Related Work & Insights¶
- vs. Sun et al. 2025b (Fine-grained reward assignment): While they assume better reward design enables learning, Ours proves that even with positive outcome rewards, some samples remain unlearnable due to representation.
- vs. Yue et al. 2025 (RL cannot teach new skills not in base model): Ours aligns with this "RL capability ceiling" but provides a micro, quantifiable view based on gradient geometry.
- vs. DAPO / Clip-higher / No KL: Key interventions from DAPO were directly ablated and shown to benefit \(\mathcal{D}_l\) rather than \(\mathcal{D}_u\).
- vs.

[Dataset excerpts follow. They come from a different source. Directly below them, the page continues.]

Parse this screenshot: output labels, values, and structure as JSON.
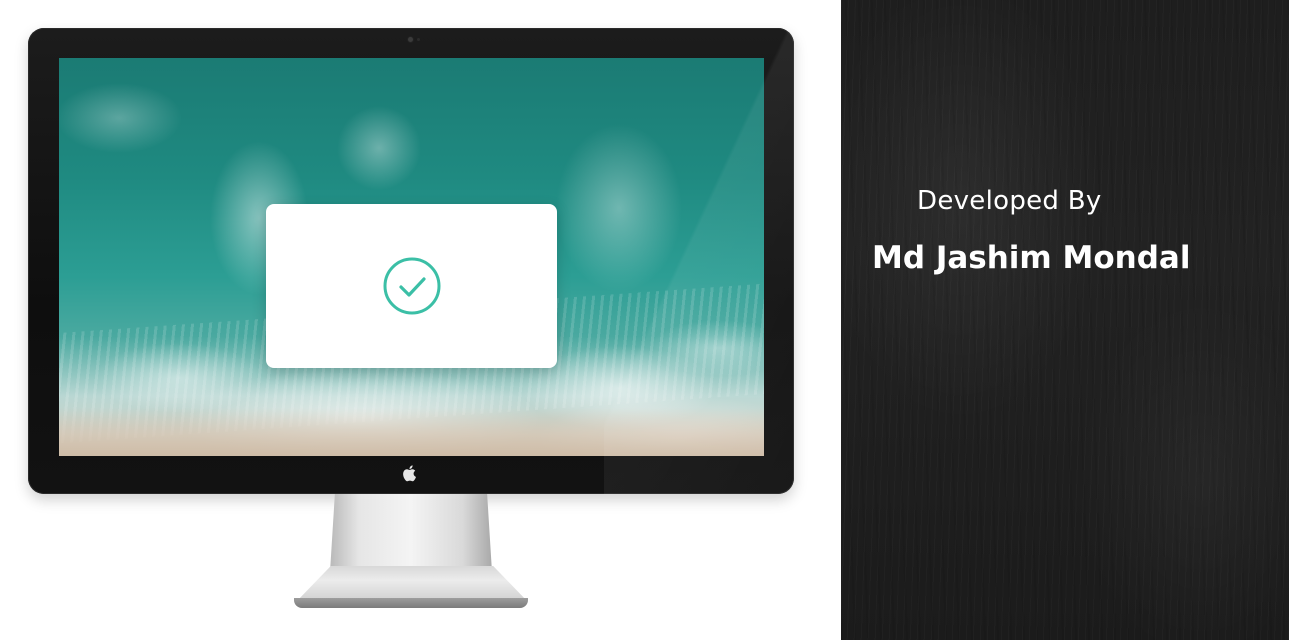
{
  "credit": {
    "heading": "Developed By",
    "name": "Md Jashim Mondal"
  },
  "screen": {
    "wallpaper": "aerial-ocean-waves",
    "modal": {
      "icon": "check-circle-icon",
      "accent_color": "#3bbfa6"
    }
  },
  "device": {
    "brand_icon": "apple-logo-icon"
  },
  "colors": {
    "panel_background": "#1f1f1f",
    "text": "#ffffff",
    "bezel": "#141414"
  }
}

OctoThinker / mid-training (Wang et al. 2025): Ours provides a new motivation—mid-training is not just "making the base stronger" but "aligning gradients of hard samples with the distribution."
Rating¶
- Novelty: ⭐⭐⭐⭐⭐ First systematic characterization of "unlearnability despite positive reward" with a geometric mechanism.
- Experimental Thoroughness: ⭐⭐⭐⭐ Solid across multiple models/datasets, though scale is limited to \(\leq\) 3B.
- Writing Quality: ⭐⭐⭐⭐⭐ Exceptionally clear organization of negative results via the "method of exclusion."
- Value: ⭐⭐⭐⭐⭐ Directly challenges the "Positive Reward \(\Rightarrow\) Learnability" assumption, providing evidence for mid-training and process rewards.